One of the most important features of our products is the ability for us to actually update them.  The Mac team has been talking a lot about this lately, specifically: how best to keep users up to date without impacting them in any way?

Our updating process actually has quite a few steps:

1 - we launch a process that manages the updating (LiveUpdate)

2 - LiveUpdate checks the LiveUpdate servers (most of the time a Symantec server, but sometimes enterprise customers have a local LiveUpdate server that lives behind the enterprise firewall) and checks to see what updates are actually up there

3 - It checks to see if the available updates apply to any of the installed Norton applications and various update components (like the antivirus definitions or signatures for vulnerability protection

4 - if there is stuff to download, we download it

5 - then we install it

6 - then we do some cleaning up (and we check, again, just in case to see if we have anything else to download that may have required the stuff we already downloaded to be present before we could install the newer stuff).

And this is just the steps that I know about.
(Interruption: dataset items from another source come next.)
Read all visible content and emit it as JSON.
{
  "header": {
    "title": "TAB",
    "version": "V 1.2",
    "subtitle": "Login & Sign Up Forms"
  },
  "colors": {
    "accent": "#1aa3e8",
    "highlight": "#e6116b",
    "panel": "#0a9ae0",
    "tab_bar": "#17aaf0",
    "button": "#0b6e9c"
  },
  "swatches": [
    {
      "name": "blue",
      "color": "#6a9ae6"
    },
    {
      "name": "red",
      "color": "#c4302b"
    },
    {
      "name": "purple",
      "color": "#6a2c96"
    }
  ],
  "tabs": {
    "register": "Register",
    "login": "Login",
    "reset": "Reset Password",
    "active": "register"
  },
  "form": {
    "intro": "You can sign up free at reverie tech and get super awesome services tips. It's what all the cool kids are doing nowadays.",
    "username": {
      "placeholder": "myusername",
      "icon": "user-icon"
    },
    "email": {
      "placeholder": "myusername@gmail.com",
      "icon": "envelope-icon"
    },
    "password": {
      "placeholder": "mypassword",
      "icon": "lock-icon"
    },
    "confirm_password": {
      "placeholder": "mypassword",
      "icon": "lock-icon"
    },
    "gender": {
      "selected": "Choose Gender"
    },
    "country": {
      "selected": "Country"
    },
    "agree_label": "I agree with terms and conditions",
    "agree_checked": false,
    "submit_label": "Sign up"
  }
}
I'll bet my developers will be more than happy to expand on this list (product managers tend to over simplify, I admit).

So, like a ton of stuff happens and, well, I just bet the vast majority of our customers could care less. They want to use their computer and they don't want some product they spent fifty bucks on to slow it down.

A lot of this is perception, of course. When we do these basic updates, we do it all behind the scenes, you don't see LiveUpdate launching on the dock like you used to, nor does the old LiveUpdate download progress windows show up. And if you are using your Mac, our processes will take a bit of a backseat and give you more CPU time, otherwise, if you aren't doing anything, we'll use more CPU power and get our work done as quickly as possible.  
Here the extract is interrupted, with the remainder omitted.